'Tarring' by Rowland Chubb, c.1900-1920. (Courtesy of the State Library of Victoria)
In 1865, Henry Henty purchased 20 acres in the developing suburb of Kew. He commissioned local architect Albert Purchas to build ‘Tarring’, a two storey, polychrome brick house which he occupied from 1872 with his wife Marion (formerly McKellar) and their children. The Hentys' daughter Beatrice was among the first students at Mrs Charlotte Anderson's new school for young ladies established nearby in 1878. That school was soon to be known as Ruyton.
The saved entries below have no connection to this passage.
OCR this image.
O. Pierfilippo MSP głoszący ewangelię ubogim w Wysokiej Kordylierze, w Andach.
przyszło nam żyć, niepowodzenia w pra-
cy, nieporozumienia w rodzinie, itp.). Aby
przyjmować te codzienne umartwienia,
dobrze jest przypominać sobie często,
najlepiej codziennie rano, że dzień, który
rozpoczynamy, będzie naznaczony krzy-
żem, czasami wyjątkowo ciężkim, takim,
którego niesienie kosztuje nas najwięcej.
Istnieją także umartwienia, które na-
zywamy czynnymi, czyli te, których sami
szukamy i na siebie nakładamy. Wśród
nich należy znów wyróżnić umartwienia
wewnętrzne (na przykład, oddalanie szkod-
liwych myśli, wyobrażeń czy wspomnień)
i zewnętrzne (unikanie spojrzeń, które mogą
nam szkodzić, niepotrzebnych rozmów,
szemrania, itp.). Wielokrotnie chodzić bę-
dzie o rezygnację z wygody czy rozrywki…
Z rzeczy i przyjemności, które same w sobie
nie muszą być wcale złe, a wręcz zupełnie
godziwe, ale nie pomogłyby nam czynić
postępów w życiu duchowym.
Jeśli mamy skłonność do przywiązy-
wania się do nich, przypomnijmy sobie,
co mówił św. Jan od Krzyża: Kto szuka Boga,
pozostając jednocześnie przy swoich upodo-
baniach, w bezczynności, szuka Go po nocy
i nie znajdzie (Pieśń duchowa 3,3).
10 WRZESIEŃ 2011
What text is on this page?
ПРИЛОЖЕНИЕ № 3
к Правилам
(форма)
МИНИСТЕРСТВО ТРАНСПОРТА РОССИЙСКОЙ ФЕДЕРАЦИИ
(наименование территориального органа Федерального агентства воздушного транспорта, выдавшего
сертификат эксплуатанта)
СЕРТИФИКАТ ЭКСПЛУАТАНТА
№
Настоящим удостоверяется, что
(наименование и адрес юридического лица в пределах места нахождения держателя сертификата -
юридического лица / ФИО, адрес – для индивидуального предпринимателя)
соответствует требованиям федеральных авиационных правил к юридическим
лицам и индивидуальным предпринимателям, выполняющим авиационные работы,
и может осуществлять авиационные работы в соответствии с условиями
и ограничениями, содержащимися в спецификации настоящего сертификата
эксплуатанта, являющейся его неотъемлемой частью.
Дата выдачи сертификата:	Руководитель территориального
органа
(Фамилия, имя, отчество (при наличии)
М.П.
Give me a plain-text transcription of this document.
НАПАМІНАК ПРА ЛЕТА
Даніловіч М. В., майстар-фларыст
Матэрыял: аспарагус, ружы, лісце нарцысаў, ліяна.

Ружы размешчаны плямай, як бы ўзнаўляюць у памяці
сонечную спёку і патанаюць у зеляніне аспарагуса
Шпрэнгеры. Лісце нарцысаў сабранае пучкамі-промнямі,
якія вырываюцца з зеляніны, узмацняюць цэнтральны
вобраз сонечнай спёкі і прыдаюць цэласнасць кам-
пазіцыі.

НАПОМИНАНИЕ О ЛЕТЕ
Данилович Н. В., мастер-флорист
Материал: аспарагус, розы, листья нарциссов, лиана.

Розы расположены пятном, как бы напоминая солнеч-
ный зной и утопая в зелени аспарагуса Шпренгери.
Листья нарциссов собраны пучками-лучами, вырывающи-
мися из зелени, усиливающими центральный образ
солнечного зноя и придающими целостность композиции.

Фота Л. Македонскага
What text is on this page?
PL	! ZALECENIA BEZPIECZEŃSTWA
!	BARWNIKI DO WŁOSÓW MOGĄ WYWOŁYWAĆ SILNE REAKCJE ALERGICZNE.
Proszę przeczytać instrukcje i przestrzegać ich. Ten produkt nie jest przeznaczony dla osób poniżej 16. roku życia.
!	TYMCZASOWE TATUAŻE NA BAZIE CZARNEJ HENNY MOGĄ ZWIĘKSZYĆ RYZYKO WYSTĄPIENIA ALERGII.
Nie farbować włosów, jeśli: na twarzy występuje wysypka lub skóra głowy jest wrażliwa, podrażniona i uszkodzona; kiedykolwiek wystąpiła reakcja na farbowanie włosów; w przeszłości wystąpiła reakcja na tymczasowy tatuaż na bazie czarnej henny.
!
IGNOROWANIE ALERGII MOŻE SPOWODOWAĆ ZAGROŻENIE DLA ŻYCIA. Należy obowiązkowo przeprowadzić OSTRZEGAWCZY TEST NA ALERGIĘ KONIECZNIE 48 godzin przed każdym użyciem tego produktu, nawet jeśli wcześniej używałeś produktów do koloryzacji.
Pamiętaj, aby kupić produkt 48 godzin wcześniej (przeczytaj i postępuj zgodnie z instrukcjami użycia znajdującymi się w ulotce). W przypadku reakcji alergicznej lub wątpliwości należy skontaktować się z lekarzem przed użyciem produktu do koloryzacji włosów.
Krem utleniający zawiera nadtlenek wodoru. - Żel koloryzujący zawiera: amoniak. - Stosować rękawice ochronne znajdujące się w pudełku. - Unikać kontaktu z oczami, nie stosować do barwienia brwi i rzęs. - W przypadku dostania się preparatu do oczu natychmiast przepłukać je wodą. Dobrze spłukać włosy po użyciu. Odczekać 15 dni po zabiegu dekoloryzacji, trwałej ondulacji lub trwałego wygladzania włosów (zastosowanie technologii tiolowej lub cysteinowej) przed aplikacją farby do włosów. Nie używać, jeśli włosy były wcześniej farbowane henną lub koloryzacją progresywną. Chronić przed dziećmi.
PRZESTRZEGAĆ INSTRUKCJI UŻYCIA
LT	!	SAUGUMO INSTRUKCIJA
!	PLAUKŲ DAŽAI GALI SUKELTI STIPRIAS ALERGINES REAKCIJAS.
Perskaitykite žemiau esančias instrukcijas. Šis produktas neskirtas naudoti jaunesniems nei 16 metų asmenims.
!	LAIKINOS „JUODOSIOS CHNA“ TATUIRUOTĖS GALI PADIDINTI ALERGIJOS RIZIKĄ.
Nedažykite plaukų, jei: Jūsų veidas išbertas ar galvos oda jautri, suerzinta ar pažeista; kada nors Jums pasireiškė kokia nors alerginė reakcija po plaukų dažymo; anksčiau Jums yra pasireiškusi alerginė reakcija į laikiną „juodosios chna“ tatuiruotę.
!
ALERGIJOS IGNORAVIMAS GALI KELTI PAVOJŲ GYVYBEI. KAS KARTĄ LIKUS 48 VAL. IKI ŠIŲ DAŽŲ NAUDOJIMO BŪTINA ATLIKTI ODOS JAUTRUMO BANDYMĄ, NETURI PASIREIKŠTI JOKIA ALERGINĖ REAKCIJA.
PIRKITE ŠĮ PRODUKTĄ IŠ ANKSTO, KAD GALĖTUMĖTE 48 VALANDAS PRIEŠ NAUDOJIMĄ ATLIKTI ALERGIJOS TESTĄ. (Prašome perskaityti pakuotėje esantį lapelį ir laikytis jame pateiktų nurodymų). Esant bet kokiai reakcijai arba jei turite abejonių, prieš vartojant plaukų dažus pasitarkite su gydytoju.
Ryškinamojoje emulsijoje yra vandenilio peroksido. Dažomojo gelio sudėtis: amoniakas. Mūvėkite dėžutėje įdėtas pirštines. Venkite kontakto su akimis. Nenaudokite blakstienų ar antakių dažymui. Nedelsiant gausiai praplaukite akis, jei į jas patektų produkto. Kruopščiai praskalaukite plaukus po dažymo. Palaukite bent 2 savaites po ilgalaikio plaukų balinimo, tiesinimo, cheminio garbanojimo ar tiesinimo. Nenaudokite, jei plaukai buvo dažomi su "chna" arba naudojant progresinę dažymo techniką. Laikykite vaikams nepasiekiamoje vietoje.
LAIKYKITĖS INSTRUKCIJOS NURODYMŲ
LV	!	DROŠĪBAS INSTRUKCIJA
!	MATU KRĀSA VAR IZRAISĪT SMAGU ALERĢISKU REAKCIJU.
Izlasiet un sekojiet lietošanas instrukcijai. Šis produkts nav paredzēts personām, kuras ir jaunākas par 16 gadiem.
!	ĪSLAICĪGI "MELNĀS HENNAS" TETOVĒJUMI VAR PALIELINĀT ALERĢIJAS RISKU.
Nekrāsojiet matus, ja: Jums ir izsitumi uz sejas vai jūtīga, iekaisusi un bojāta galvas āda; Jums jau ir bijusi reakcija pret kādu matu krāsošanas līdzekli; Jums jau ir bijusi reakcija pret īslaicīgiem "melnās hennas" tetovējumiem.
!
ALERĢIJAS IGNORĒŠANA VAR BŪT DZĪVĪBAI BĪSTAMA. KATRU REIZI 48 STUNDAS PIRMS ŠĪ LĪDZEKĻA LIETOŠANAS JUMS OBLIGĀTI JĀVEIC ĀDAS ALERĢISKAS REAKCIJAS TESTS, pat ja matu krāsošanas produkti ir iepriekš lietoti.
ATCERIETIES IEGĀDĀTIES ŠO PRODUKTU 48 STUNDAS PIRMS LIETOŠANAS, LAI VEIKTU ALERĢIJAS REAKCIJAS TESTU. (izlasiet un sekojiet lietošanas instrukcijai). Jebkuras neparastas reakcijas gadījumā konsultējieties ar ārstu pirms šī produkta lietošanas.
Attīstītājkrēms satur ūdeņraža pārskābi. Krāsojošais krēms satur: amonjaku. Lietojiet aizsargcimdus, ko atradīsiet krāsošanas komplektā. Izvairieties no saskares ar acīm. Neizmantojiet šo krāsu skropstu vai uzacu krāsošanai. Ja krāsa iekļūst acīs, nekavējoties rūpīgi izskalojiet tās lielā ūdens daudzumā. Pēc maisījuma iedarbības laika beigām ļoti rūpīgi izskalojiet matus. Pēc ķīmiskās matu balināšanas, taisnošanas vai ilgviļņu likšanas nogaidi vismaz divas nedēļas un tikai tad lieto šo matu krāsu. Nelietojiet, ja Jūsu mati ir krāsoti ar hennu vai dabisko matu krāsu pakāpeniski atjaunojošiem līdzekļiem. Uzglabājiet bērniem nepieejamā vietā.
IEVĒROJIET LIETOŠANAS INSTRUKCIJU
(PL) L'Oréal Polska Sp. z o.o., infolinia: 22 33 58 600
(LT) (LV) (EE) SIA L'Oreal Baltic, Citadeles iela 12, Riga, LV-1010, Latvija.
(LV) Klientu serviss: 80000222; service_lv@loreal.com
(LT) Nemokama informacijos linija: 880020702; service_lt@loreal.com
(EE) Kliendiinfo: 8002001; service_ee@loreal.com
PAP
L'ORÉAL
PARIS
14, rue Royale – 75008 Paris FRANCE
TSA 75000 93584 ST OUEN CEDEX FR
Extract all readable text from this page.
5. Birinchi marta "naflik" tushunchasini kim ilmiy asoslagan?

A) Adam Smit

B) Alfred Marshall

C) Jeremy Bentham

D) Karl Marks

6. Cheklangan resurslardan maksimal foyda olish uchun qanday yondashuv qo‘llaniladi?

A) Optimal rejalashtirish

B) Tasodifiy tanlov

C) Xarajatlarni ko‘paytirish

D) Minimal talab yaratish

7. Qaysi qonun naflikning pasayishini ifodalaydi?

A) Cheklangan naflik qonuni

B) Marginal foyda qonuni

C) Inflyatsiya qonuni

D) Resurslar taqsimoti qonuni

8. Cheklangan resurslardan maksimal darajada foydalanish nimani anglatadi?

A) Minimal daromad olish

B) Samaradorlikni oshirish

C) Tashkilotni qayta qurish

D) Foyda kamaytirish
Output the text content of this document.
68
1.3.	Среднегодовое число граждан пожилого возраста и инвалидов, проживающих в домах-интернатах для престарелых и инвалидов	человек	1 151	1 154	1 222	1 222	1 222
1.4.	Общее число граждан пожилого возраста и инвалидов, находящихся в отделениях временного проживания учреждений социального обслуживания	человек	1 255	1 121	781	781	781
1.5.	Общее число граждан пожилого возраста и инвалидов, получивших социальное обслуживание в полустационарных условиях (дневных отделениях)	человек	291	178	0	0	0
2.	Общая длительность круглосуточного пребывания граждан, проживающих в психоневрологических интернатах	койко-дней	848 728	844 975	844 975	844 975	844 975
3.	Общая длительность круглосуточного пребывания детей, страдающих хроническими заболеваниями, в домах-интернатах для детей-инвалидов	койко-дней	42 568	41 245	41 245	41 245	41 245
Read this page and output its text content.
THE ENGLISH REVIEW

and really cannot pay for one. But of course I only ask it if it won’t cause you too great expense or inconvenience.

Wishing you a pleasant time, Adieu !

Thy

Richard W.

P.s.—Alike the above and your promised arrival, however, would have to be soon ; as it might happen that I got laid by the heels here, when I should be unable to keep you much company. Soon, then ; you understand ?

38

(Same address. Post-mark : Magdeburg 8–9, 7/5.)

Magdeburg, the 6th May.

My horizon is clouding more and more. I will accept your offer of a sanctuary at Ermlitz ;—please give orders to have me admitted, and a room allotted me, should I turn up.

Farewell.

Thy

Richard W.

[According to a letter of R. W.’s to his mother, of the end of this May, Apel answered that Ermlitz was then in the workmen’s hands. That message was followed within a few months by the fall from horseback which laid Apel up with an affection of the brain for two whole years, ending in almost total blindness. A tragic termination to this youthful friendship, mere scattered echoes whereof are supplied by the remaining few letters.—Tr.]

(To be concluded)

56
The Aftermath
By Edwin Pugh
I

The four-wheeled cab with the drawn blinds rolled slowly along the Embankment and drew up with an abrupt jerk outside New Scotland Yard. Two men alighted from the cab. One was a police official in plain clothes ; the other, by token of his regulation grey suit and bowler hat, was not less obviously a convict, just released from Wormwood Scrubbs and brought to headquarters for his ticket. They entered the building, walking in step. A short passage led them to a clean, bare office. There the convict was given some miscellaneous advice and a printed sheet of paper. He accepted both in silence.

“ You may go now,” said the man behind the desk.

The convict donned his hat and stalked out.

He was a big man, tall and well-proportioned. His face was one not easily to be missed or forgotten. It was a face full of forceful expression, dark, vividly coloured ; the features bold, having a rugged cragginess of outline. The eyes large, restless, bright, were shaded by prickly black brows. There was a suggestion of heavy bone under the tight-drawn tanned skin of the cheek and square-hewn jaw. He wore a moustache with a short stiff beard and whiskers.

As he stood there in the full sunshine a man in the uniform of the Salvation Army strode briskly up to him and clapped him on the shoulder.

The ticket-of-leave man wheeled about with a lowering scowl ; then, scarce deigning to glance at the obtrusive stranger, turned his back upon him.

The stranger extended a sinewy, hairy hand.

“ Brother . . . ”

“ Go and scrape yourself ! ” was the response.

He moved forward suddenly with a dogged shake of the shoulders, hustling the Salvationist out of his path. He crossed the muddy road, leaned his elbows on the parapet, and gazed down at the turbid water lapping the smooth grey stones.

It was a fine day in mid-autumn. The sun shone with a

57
The Henty family were well known in Melbourne as it was Henry's uncle Edward Henty who was Victoria's earliest European colonist. Henry Henty was a successful businessman, banker and, for a short time, the Member of the Legislative Assembly for the seat of Grenville in regional Victoria. However, in 1884, Henry returned from extended travel in England to find that the family firm had been poorly managed in his absence, and that he faced significant debts. To clear the debt, Henty sold off much of the 'Tarring' estate during the land boom years of 1885-1886, until the house, with approximately four acres of landscaped grounds, vegetable gardens and orchards remained. Ruyton’s beautiful Moreton Bay Fig is a remnant of that Henty-era garden.
Henry Henty remained at ‘Tarring’ until his death in 1912, with the property sold after his wife Marion Henty passed away in 1919. It was purchased by Miss Hilda Daniell, owner and Principal of Ruyton, who sought a place with enough land to provide her School with the playing fields that its previous A’Beckett Street site lacked. In 1920, the teachers and students moved across Kew to their new home at 'Tarring', 12 Selbourne Road. The gracious building became the home of Ruyton’s boarding students, and included a flat for Miss Daniell to live onsite. The house was renamed to honour the Henty family’s long connection to the property and has become an iconic symbol of the School.
In 2020, Ruyton celebrates 100 years at Henty House.